Sem mencionar diretamente o caso, Malafaia defendeu seu direito à liberdade de expressão, afirmando que suas críticas eram genéricas e não configuravam crime.
Quando você fala genericamente, não (comete crime). Eu não citei o nome de ninguém — disse.
O culto contou com a presença de figuras políticas, incluindo o senador Flávio Bolsonaro, o ex-governador Cláudio Castro e outros deputados, que foram chamados ao altar pelo pastor.

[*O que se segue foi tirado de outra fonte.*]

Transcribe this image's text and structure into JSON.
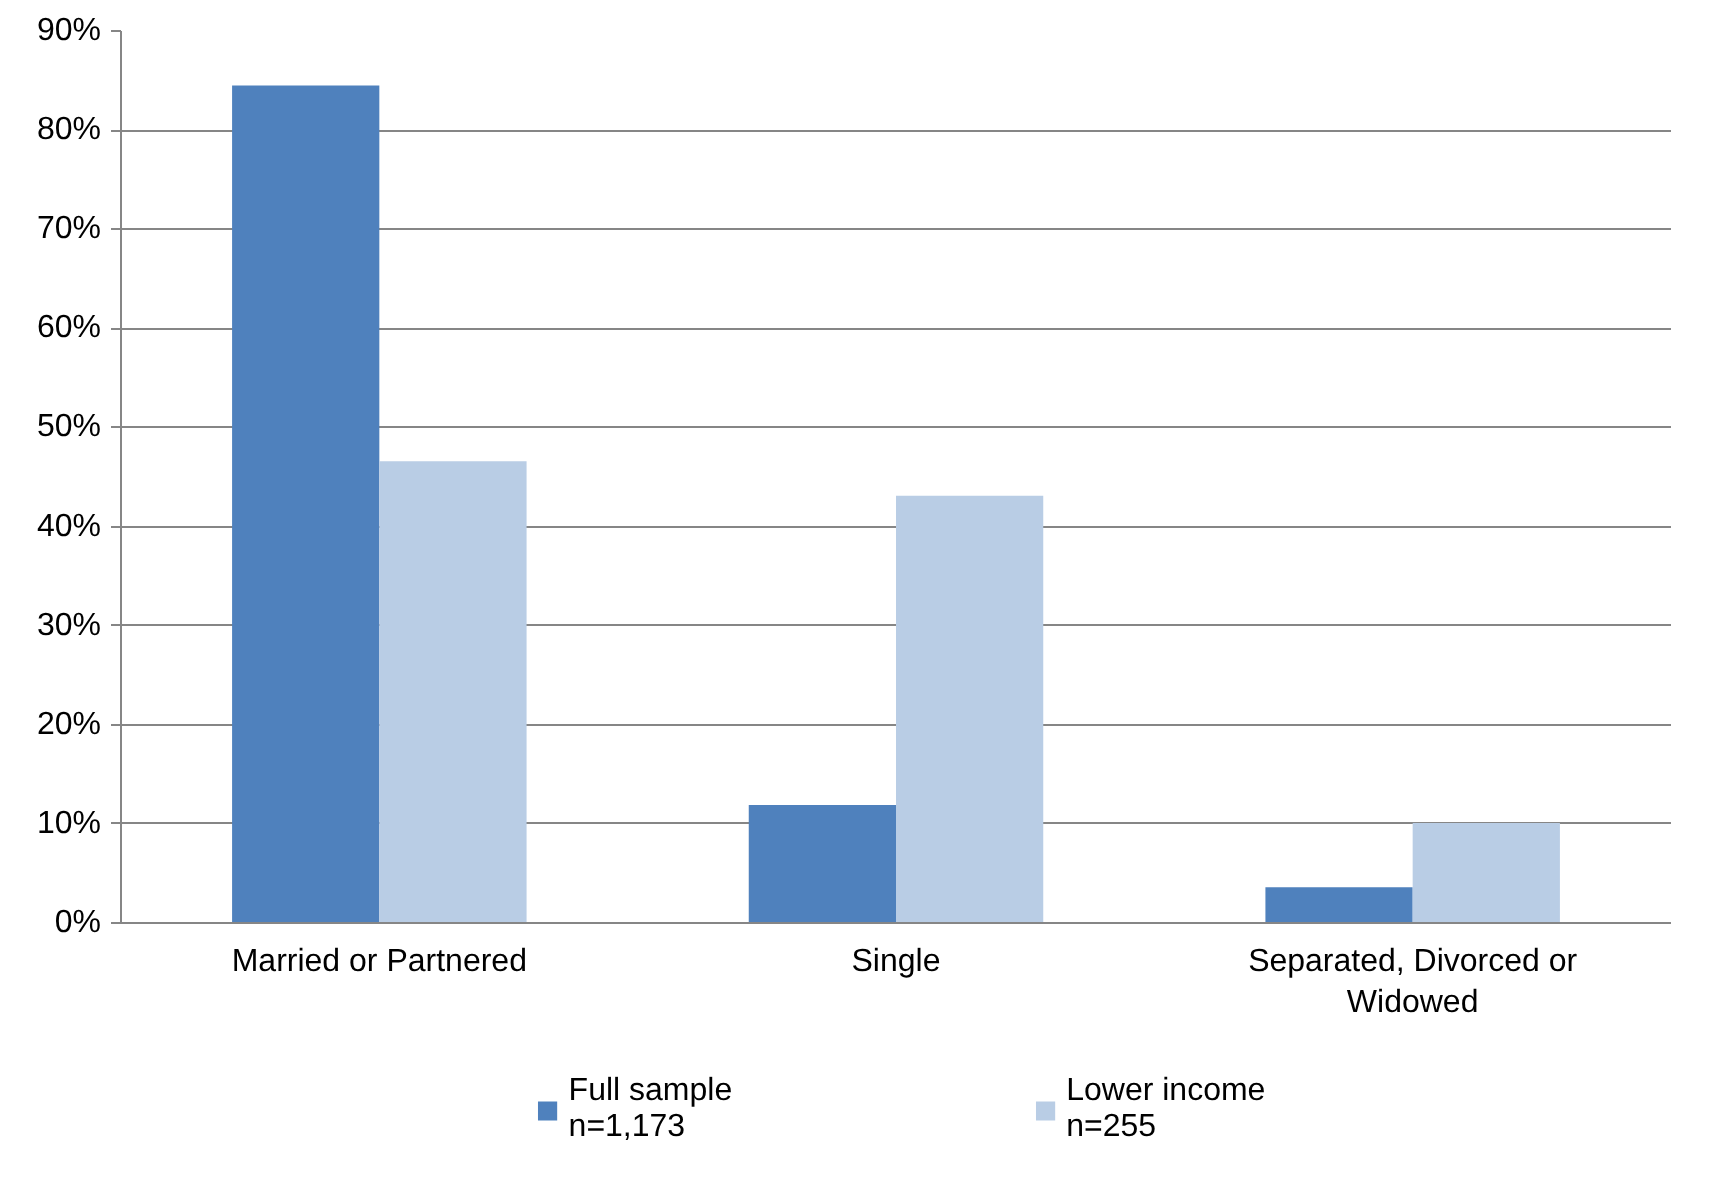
{
  "chart_data": {
    "type": "bar",
    "categories": [
      "Married or Partnered",
      "Single",
      "Separated, Divorced or Widowed"
    ],
    "series": [
      {
        "name": "Full sample\nn=1,173",
        "color": "#4f81bd",
        "values": [
          84.5,
          11.9,
          3.6
        ]
      },
      {
        "name": "Lower income\nn=255",
        "color": "#b9cde5",
        "values": [
          46.6,
          43.1,
          10.1
        ]
      }
    ],
    "ylim": [
      0,
      90
    ],
    "yticks": [
      {
        "value": 0,
        "label": "0%"
      },
      {
        "value": 10,
        "label": "10%"
      },
      {
        "value": 20,
        "label": "20%"
      },
      {
        "value": 30,
        "label": "30%"
      },
      {
        "value": 40,
        "label": "40%"
      },
      {
        "value": 50,
        "label": "50%"
      },
      {
        "value": 60,
        "label": "60%"
      },
      {
        "value": 70,
        "label": "70%"
      },
      {
        "value": 80,
        "label": "80%"
      },
      {
        "value": 90,
        "label": "90%"
      }
    ],
    "grid": "y",
    "legend": "bottom"
  }
}
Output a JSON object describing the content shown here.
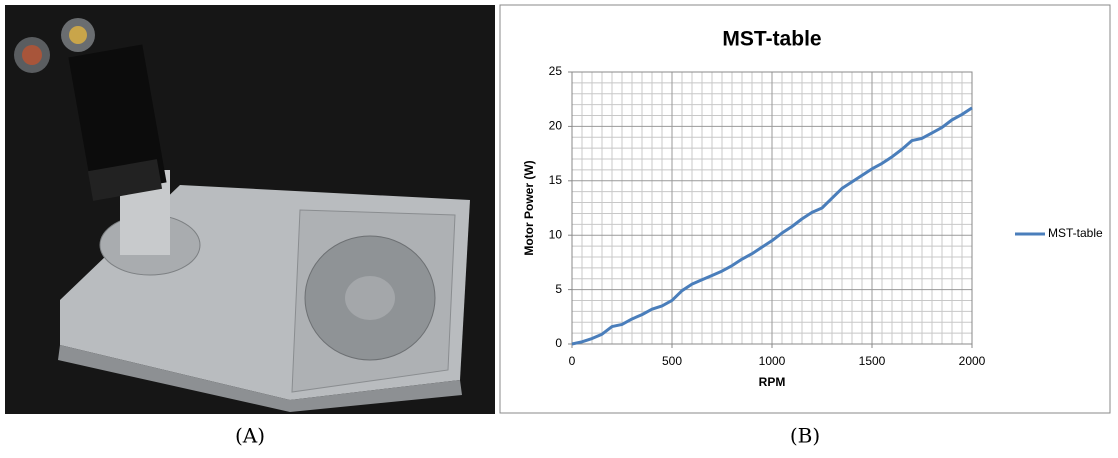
{
  "captions": [
    "(A)",
    "(B)"
  ],
  "chart_data": {
    "type": "line",
    "title": "MST-table",
    "x_label": "RPM",
    "y_label": "Motor Power (W)",
    "x": [
      0,
      50,
      100,
      150,
      200,
      250,
      300,
      350,
      400,
      450,
      500,
      550,
      600,
      650,
      700,
      750,
      800,
      850,
      900,
      950,
      1000,
      1050,
      1100,
      1150,
      1200,
      1250,
      1300,
      1350,
      1400,
      1450,
      1500,
      1550,
      1600,
      1650,
      1700,
      1750,
      1800,
      1850,
      1900,
      1950,
      2000
    ],
    "series": [
      {
        "name": "MST-table",
        "color": "#4a7ebb",
        "values": [
          0,
          0.2,
          0.5,
          0.9,
          1.6,
          1.8,
          2.3,
          2.7,
          3.2,
          3.5,
          4.0,
          4.9,
          5.5,
          5.9,
          6.3,
          6.7,
          7.2,
          7.8,
          8.3,
          8.9,
          9.5,
          10.2,
          10.8,
          11.5,
          12.1,
          12.5,
          13.4,
          14.3,
          14.9,
          15.5,
          16.1,
          16.6,
          17.2,
          17.9,
          18.7,
          18.9,
          19.4,
          19.9,
          20.6,
          21.1,
          21.7
        ]
      }
    ],
    "xlim": [
      0,
      2000
    ],
    "xticks": [
      0,
      500,
      1000,
      1500,
      2000
    ],
    "ylim": [
      0,
      25
    ],
    "yticks": [
      0,
      5,
      10,
      15,
      20,
      25
    ],
    "grid": true,
    "legend": "right"
  }
}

Malafaia também criticou o inquérito das fake news, considerando-o "ilegal" e "imoral
, e alegou que foi instaurado para silenciar críticos dos ministros do STF. Ele afirmou que há uma tentativa de
intimidar" opositores.
Ao se referir a Moraes, Malafaia disse que faz críticas ao ministro, mas não o odeia, e advertiu que, se ele "não se arrepender", "virá justiça sobre ele em nome de Jesus".
Essas declarações surgem após a Primeira Turma do STF torná-lo réu por injúria, em um caso que teve origem em um discurso do pastor na avenida Paulista, onde ele criticou generais do Exército.
Os ministros do STF decidiram que, embora não houvesse indícios de calúnia, as declarações de Malafaia poderiam ser consideradas ofensivas, levando ao recebimento da denúncia por injúria.